Wall Street`s bullish reaction to the U.S. decision to yank the resolution off the table at the UN Security Council when it was clear it would lose by 11-to-4 is the best evidence we have that war with Iraq is NOT inevitable. The weakness in equities and the strength in gold before word came the resolution was being pulled was more in line with war, but if there is no fresh resolution the UN will continue to operate under UNSC #1441 which has a momentum of its own and could still produce a diplomatic breakthrough. The evacuation of the weapons inspectors for their own safety, should the bombing begin this week, was ordered by UN Secretary General Kofi Annan under his own authority to relocate UN personnel and merely "noted" by the Security Council. This also stops short of a directive by the Security Council to evacuate in a way that would make it permanent. The fact that UNMOVIK`s Hans Blix is today still laying out a work program on the last measures Iraq needs to be declared fully disarmed informs us that the UN is still functioning on #1441.
Secretary of State Colin Powell today said the diplomatic window had closed when adjustments in the wording of the resolution could not attract more support. My reading, though, has been that Baghdad would readily accept the kinds of benchmarks and tests at the core of the British resolution. Like the 11 members of the Security Council who opposed the resolution, Iraq was disturbed only by the wording that could trigger automatic military authorization on flimsy excuses. Diplomacy has failed thus far only in that it has not produced the war desired by the hawks in the Bush Administration. There is still room here to open that window of diplomacy.
We will have to see what President Bush says tonight in his address to the nation. The early advertisement that he will give Saddam Hussein so many days to leave Iraq for exile elsewhere indicates there would be enough time for diplomacy to rescue a peaceful solution. What President Bush really needs is some specific political victory that would permit him to say he has forced a permanent solution to Iraq`s interest in acquiring weapons of mass destruction. Jeremy Greenstock, the British UN ambassador, this afternoon specified that Saddam Hussein could resolve the problem himself by making a strategic decision to cooperate with the inspection process. I have believed for the last several months that this could be accomplished by an Iraqi acceptance of perpetual inspections and that Iraq would do so if asked by the inspectors. This would enable the President and UK Prime Minister Tony Blair to say they are now satisfied there would be a cork in the WMD bottle, which cannot be more strategic in its commitment to disarmament.

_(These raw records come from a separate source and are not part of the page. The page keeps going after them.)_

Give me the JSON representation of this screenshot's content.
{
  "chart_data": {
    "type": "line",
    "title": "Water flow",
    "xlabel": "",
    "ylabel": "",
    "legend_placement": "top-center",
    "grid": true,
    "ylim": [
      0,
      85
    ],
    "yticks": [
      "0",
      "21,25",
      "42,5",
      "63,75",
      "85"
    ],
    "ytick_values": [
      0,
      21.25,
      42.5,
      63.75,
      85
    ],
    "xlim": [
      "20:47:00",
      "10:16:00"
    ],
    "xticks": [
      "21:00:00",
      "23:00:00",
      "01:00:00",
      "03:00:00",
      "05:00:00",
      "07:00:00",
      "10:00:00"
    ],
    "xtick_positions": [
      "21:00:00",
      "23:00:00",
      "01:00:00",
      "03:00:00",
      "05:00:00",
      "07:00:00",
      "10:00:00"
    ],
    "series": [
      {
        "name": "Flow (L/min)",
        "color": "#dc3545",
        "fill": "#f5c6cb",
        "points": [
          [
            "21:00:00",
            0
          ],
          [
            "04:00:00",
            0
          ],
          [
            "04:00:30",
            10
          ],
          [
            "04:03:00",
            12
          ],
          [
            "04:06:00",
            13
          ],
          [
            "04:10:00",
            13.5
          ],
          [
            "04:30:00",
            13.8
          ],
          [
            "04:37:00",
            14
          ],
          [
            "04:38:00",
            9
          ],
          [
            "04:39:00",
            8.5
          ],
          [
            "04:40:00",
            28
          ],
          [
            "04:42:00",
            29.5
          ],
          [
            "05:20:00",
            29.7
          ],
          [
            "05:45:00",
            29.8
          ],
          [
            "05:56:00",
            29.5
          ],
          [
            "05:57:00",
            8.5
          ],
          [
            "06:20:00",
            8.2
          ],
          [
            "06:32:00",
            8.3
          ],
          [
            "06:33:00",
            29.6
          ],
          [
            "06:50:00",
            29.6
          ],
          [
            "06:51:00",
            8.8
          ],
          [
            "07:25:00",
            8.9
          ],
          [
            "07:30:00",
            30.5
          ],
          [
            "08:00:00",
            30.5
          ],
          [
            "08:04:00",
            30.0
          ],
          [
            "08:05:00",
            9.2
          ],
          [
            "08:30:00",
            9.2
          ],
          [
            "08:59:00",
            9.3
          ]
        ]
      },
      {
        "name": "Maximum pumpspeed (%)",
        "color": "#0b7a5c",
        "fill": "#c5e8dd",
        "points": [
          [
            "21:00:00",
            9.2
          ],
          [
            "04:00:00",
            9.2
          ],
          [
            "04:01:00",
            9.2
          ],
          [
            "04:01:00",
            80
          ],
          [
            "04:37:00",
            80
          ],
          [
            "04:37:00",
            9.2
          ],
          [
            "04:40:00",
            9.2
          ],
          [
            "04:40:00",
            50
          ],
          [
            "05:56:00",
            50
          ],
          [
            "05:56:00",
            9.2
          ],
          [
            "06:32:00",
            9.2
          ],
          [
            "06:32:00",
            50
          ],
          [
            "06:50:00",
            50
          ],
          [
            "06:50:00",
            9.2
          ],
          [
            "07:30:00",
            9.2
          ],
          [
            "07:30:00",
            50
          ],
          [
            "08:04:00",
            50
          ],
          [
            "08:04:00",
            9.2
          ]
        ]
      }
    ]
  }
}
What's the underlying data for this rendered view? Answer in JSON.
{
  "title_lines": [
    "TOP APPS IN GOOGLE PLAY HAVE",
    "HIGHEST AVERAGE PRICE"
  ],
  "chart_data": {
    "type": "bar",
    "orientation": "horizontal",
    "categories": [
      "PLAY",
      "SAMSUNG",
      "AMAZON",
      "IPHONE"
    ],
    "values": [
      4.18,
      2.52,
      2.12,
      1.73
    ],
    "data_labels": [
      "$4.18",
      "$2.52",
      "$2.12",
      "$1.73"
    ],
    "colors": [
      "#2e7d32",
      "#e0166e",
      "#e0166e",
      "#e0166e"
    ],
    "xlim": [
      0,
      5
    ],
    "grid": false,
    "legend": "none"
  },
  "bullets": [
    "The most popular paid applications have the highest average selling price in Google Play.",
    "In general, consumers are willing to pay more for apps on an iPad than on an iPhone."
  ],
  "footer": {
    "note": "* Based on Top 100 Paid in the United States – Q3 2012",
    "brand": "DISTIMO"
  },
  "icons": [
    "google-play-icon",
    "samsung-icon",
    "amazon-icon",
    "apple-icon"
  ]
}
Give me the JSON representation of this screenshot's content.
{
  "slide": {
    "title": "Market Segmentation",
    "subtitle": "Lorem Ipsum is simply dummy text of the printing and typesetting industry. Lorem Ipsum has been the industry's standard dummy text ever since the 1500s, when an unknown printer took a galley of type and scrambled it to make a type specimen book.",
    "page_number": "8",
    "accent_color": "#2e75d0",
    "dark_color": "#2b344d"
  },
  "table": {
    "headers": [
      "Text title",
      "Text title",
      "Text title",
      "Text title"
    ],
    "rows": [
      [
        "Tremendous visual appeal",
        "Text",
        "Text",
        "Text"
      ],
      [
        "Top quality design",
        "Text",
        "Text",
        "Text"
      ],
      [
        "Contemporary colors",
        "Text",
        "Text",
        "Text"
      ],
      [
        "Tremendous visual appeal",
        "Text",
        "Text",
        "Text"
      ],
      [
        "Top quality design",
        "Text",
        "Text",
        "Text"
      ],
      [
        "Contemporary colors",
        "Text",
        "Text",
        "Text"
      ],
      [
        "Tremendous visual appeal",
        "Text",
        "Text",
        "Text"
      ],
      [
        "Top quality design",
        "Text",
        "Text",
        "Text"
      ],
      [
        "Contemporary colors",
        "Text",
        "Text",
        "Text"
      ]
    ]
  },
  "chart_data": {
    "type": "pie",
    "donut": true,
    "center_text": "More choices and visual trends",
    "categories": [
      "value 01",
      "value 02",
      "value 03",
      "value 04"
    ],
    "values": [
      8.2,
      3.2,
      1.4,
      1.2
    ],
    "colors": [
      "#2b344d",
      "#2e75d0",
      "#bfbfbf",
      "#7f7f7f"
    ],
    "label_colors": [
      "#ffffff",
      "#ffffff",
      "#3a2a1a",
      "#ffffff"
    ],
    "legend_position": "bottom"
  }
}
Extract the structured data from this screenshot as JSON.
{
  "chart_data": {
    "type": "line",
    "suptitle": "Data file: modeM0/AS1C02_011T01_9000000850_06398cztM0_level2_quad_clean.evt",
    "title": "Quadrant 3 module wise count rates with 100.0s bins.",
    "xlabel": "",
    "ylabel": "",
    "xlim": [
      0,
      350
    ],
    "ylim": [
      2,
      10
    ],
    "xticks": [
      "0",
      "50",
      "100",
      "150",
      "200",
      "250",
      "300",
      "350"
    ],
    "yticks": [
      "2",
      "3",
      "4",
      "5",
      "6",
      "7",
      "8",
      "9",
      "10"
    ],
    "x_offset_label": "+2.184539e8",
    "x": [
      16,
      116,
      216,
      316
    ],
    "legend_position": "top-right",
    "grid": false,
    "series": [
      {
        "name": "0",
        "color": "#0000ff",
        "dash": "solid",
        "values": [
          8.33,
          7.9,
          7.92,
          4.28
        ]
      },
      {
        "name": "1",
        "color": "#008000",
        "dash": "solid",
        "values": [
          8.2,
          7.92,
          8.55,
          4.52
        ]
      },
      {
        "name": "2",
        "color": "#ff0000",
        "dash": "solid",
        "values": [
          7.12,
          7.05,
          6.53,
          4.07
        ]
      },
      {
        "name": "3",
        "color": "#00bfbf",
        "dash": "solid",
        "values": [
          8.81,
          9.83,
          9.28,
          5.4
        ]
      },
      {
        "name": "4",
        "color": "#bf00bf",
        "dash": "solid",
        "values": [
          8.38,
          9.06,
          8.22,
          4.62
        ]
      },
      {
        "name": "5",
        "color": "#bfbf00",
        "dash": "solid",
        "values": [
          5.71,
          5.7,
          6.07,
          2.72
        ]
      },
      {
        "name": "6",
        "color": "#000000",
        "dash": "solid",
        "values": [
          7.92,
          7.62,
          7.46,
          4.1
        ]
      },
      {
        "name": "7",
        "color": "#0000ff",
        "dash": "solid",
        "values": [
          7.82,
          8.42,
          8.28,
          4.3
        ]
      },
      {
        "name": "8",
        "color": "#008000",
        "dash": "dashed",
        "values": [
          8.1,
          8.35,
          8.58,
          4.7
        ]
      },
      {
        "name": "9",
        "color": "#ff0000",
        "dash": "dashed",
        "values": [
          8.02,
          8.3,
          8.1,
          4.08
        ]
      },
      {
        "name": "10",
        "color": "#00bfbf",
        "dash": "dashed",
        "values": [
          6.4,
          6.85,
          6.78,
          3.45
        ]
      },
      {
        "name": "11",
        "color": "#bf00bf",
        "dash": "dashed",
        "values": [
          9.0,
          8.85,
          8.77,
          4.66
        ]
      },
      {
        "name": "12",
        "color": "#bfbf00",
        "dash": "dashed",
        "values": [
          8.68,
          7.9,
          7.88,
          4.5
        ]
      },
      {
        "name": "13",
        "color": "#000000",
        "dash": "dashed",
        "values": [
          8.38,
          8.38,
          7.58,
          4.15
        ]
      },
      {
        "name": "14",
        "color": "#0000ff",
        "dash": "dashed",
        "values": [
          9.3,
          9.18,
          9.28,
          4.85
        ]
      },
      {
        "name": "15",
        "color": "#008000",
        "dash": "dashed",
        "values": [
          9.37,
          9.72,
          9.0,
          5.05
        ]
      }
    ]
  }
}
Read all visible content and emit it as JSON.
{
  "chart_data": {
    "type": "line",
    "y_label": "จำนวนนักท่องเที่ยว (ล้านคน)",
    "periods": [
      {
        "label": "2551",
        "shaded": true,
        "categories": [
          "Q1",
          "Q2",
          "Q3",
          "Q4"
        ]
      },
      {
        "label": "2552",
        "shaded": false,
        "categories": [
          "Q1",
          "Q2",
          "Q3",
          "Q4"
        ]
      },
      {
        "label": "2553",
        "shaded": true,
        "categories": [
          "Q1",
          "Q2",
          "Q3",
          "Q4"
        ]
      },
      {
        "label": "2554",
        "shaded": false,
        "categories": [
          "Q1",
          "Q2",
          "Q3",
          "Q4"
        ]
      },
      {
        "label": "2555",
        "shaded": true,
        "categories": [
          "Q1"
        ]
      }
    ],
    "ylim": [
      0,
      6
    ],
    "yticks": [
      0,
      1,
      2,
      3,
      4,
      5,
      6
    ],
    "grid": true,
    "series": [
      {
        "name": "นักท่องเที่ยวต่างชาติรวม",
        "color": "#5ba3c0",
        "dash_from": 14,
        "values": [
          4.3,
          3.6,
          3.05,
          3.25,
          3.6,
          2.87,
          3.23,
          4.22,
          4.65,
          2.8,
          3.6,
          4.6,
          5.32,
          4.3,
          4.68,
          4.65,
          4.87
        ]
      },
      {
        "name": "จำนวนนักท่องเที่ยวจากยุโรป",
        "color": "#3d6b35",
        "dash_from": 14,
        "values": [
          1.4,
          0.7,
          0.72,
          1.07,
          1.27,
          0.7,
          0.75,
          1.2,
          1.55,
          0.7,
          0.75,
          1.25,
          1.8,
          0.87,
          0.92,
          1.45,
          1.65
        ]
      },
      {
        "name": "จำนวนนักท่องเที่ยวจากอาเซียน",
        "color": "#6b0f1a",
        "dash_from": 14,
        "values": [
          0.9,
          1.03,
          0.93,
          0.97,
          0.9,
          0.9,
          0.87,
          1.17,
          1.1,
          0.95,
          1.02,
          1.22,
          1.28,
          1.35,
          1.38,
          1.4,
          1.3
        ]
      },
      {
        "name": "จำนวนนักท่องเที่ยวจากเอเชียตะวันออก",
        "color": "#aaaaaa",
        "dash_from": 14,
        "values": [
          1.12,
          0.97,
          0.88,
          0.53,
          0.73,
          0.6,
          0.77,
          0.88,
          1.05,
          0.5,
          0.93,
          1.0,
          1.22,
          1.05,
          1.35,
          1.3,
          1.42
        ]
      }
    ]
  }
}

It is also important to note that Colin Powell this weekend for the first time said the decision to go to war would not be based on the weather. It has been conventional wisdom that the hawks demanded action by this week so the troops in the field would not have to fight in the brutal Iraqi heat that would come in another month or so. In other words, Powell is saying the troops can remain deployed while a time line is extended for the UNMOVIK work program. Time has not run out. The window has not closed. A peaceful solution is easily within reach.